Students from all over Ireland compete in science subjects from the school curriculum. Sponsorship from large Irish corporations such as Aer Lingus, and eventually BT have made the competition hugely successful. In 2015, there were nearly 60,000 visitors to the exhibition and 2077 entries.
The competition has three main categories: chemical, physical and mathematical sciences, mathematical sciences, social and behavioural sciences. BT introduced special awards which have really increased the profile and standard of the competition. BT Scientist(s) and Technologist(s) of the Year, best individual or group, runner up individual or group which has really increased the profile of the competition in recent years.
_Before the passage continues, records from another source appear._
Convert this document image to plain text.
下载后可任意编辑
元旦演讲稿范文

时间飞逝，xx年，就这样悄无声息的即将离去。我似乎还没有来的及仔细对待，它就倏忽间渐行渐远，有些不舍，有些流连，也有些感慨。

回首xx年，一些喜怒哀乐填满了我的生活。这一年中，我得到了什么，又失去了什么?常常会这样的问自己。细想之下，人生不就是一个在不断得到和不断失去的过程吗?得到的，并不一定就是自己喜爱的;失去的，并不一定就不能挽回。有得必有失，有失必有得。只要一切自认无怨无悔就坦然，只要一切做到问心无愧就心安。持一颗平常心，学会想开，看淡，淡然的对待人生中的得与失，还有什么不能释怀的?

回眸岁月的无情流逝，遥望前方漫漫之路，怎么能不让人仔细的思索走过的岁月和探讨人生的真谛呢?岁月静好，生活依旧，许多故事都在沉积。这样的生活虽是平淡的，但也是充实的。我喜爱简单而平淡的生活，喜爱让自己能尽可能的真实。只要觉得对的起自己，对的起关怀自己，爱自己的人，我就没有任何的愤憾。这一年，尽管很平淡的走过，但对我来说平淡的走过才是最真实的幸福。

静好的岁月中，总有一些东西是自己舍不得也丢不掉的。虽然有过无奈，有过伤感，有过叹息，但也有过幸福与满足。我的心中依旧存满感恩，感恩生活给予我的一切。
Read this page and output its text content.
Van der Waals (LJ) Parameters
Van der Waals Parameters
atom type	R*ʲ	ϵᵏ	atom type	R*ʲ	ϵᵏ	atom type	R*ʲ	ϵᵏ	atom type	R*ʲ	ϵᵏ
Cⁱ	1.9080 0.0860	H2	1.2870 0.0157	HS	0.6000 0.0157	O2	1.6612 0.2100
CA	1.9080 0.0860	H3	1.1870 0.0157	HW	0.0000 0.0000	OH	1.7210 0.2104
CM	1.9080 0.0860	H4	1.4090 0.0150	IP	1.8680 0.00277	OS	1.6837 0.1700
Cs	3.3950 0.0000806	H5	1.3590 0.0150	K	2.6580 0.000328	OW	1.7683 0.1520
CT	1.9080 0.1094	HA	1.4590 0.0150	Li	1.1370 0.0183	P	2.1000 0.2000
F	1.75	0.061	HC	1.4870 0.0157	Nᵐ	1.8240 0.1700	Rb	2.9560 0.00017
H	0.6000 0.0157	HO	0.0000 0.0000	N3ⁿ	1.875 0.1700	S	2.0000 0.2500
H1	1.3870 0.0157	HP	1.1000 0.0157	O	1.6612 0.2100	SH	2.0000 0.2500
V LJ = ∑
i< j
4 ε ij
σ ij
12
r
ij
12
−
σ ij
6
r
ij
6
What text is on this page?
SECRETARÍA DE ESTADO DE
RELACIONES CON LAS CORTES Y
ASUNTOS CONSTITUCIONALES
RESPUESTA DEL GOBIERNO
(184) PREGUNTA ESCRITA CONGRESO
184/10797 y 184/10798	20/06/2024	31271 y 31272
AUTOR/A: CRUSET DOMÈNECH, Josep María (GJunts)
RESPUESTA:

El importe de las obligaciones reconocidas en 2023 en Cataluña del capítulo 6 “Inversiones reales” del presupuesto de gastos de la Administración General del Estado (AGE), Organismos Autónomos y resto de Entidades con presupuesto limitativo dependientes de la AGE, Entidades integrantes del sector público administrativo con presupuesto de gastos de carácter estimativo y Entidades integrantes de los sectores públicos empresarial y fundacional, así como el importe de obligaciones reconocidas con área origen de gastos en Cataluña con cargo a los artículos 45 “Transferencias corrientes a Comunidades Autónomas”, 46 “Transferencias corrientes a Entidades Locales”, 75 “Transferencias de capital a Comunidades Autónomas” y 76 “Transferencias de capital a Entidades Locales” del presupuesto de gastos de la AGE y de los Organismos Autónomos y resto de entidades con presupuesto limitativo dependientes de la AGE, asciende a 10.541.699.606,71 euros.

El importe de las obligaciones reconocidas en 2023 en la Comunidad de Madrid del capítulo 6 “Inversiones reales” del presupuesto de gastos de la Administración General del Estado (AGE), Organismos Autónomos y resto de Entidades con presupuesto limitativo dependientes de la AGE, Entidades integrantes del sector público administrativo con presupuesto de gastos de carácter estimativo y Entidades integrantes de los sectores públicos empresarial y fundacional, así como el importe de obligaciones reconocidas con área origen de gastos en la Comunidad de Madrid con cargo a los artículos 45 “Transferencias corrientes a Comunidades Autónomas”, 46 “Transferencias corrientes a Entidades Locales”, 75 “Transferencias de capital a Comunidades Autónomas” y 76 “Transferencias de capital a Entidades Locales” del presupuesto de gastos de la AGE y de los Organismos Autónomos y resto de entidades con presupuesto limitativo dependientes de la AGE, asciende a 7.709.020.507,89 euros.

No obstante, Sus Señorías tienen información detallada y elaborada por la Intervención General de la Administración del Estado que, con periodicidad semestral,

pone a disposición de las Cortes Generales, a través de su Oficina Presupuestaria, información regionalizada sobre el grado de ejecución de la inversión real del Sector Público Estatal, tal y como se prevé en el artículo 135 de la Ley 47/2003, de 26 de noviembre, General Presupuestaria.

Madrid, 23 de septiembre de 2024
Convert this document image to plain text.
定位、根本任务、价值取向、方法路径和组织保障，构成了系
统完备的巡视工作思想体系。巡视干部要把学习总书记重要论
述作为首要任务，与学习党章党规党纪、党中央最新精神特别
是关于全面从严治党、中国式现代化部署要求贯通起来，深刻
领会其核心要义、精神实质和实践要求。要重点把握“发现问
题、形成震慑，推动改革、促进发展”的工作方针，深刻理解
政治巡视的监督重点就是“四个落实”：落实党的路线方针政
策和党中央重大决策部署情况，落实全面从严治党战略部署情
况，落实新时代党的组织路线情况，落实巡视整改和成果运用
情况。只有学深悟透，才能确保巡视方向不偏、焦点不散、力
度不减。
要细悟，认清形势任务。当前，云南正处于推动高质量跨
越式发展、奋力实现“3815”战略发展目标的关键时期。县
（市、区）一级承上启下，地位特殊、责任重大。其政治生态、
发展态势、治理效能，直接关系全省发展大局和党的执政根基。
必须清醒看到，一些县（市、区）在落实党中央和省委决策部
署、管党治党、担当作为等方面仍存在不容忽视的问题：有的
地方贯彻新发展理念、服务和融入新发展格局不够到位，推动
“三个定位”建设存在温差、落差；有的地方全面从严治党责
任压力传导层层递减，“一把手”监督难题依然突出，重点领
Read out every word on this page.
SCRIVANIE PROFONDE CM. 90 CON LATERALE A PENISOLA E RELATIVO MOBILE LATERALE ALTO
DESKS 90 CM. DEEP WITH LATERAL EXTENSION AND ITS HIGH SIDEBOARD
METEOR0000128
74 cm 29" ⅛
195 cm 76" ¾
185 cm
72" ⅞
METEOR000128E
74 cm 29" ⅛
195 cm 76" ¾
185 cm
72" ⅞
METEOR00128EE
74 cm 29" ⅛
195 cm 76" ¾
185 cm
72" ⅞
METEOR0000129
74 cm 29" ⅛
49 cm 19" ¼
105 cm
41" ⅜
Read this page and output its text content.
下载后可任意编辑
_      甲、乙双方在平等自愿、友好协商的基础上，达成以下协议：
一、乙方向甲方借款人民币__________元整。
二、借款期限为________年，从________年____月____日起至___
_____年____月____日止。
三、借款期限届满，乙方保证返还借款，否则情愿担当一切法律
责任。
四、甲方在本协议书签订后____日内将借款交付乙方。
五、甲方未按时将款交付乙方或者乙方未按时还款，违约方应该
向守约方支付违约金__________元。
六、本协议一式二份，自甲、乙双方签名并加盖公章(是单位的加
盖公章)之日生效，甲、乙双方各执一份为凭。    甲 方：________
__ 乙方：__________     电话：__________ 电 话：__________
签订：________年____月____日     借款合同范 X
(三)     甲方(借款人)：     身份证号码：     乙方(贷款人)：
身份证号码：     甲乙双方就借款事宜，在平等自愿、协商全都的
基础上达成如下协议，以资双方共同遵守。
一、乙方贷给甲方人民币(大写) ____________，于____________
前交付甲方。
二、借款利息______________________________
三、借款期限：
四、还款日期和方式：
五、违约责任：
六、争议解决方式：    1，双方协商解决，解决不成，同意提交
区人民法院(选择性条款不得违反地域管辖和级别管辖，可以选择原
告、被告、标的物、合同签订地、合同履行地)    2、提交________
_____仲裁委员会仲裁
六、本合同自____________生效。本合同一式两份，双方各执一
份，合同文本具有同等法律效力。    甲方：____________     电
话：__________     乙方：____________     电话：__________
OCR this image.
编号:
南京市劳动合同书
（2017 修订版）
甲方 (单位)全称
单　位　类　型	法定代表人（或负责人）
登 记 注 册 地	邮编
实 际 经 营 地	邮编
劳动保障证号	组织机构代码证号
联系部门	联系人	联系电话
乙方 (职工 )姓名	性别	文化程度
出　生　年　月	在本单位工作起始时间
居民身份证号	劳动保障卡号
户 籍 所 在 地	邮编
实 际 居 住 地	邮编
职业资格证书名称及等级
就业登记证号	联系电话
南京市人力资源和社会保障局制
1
Students take part to explore something they’re passionate about in science. They also gain invaluable experience in personal development, confidence building, teamwork and leadership skills. Students engage in studies that are current, innovative and relevant to on-going fields of scientific and social-science research today. Students also have the opportunity to compete in the European Union contest for young scientists.
In 2021, the BT Young Scientist awards were not deterred by the pandemic and took place remotely. Winning entrants included the overall winner Greg Tarr who developed ways of detecting state-of-the-art deepfake videos and runners up Isobel and Eva Hynes who studied how an individual’s ‘health belief model’ affected their attitudes to covid-19 and their likelihood to get the vaccine.
Hopefully a bit of inspiration for any of you budding scientists out there!